In 1966, the idea of raining on Vietnam became the top-secret Project Popeye, which ran for some seven years and included more than 2,600 cloud-seeding flights over Vietnam and Laos. The objective was simple: Make rain that would make or keep the Ho Chi Minh Trail—a main supply route for the North Vietnamese—so muddy that it was unusable. (Why "Popeye"? The artificially created rain was apparently called "Olive Oil.")
The story of the top-secret project—flown by the Air Force but controlled by the CIA and the White House—was broken in 1971 in Jack Anderson's national newspaper column, then, to greater fanfare, in July 1972, with Hersh's front-page story in The New York Times. And while there were no rules at the time about weather modification—or any environmental warfare, for that matter—the Nixon administration was not happy with Hersh's revelations. The White House and the State Department declined comment, and one unnamed official said, "This is one of those things where no one is going to say anything."6 (People said even less about CIA weather-modification in Cuba. During 1969 and 1970, planes from China Lake seeded clouds that rained over non-agricultural regions of Cuba, leaving at least some of the country's sugar cane fields dry.)
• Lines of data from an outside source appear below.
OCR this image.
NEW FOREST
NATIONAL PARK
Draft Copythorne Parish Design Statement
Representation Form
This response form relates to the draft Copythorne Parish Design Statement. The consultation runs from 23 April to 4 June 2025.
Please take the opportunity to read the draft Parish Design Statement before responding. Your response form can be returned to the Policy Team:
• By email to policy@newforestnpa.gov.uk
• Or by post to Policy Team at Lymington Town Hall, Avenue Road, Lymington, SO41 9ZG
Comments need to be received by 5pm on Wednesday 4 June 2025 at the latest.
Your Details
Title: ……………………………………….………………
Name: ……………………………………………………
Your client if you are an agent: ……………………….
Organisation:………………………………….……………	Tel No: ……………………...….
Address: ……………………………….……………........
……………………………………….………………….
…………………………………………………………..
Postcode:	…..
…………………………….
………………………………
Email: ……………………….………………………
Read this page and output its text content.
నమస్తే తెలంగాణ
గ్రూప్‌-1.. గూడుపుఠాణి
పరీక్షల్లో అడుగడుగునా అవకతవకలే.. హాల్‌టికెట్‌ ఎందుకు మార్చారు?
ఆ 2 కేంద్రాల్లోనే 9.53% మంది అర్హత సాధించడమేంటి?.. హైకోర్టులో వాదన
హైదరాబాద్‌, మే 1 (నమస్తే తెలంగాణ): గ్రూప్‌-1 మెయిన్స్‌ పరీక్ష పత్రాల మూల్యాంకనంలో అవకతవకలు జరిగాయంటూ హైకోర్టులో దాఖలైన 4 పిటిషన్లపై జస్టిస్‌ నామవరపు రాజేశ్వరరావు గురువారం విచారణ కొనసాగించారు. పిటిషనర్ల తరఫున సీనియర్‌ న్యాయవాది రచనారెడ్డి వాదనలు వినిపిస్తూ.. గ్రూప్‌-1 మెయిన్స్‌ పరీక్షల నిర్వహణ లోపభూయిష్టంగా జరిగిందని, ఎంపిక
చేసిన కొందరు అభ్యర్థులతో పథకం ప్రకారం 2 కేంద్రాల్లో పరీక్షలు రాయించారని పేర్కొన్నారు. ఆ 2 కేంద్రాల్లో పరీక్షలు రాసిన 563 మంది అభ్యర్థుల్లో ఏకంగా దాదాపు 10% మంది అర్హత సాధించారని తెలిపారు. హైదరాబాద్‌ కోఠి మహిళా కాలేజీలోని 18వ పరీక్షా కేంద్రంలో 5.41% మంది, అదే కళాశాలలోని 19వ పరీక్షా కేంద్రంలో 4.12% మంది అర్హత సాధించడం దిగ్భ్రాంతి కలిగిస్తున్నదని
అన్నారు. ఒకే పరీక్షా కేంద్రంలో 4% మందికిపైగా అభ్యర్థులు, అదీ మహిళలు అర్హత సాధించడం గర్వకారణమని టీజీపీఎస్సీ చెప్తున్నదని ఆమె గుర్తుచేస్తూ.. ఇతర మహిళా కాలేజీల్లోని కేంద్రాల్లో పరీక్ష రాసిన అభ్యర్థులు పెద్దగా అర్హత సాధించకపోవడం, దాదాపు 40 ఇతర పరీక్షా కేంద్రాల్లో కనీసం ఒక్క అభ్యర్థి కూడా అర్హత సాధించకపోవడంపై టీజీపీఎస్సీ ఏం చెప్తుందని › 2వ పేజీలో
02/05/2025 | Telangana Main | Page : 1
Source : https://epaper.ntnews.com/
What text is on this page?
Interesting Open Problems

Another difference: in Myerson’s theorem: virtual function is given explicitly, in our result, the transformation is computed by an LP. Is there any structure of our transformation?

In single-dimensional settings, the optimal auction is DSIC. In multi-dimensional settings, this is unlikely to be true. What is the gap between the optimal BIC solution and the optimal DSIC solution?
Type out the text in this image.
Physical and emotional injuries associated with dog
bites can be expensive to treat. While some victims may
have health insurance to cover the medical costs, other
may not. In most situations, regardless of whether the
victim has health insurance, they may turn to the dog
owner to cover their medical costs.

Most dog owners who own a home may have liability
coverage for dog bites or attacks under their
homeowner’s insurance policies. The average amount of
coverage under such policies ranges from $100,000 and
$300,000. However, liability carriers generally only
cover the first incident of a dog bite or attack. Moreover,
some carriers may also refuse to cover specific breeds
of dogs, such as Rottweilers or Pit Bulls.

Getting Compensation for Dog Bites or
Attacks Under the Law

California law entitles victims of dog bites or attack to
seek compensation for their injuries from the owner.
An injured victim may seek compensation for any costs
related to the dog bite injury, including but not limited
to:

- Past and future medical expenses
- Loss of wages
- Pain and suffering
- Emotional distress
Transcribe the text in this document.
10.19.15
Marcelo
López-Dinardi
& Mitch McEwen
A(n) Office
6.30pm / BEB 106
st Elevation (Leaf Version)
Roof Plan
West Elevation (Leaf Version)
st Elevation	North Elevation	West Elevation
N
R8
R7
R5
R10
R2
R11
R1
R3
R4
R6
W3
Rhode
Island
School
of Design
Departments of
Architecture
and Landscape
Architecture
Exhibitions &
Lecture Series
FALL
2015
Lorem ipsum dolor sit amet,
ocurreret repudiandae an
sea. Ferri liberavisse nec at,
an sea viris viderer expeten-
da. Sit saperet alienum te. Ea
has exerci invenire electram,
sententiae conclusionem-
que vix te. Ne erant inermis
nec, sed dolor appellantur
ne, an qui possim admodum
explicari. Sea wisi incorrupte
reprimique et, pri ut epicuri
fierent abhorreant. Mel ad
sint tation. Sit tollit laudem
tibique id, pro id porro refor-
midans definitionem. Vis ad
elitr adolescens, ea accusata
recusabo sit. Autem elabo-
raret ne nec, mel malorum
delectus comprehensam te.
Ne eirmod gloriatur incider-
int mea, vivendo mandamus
The eventual response was an international treaty, the Convention on the Publication of Military or Any Other Hostile Use of Environmental Modification Techniques, or ENMOD, which was ratified by the US in 1977. The main tenet of the treaty, which stands today, is this: "Each State Party to this Convention undertakes not to engage in military or any other hostile use of environmental modification techniques having widespread, long-lasting or severe effects as the means of destruction, damage or injury to any other State Party."7
Weather-control activities seem to have quieted down after ENMOD, but fortunately for the US military, the treaty has a loophole big enough to drive a truck through: It prohibits only action with "widespread, long-lasting or severe effects." When Air Force intelligence analysts turned their thoughts to the weather in the mid-1990s, they made up their own definition of these limits: widespread means affecting more than several hundred kilometers; long-lasting means for a period of months; and severe "involves serious or significant disruption or harm to human life, natural or economic resources, or other assets."8 Which is to say that, except for the human life part, most military applications, which tend to be short-term and localized, are allowed. These analysts' conclusions are contained in an extraordinary report, published in 1996, called "Weather as a Force Multiplier: Owning the Weather in 2025." If the US intelligence community did ignore the weather for a while, "Owning the Weather" certainly made up for it. Envisioning a world where technology has made control over the local weather phenomena much more precise—and where a global network of sensors has greatly increased available atmospheric data—the writers declare that in three decades time, "US aerospace forces can 'own the weather'," and "shape the battlespace in ways never before possible."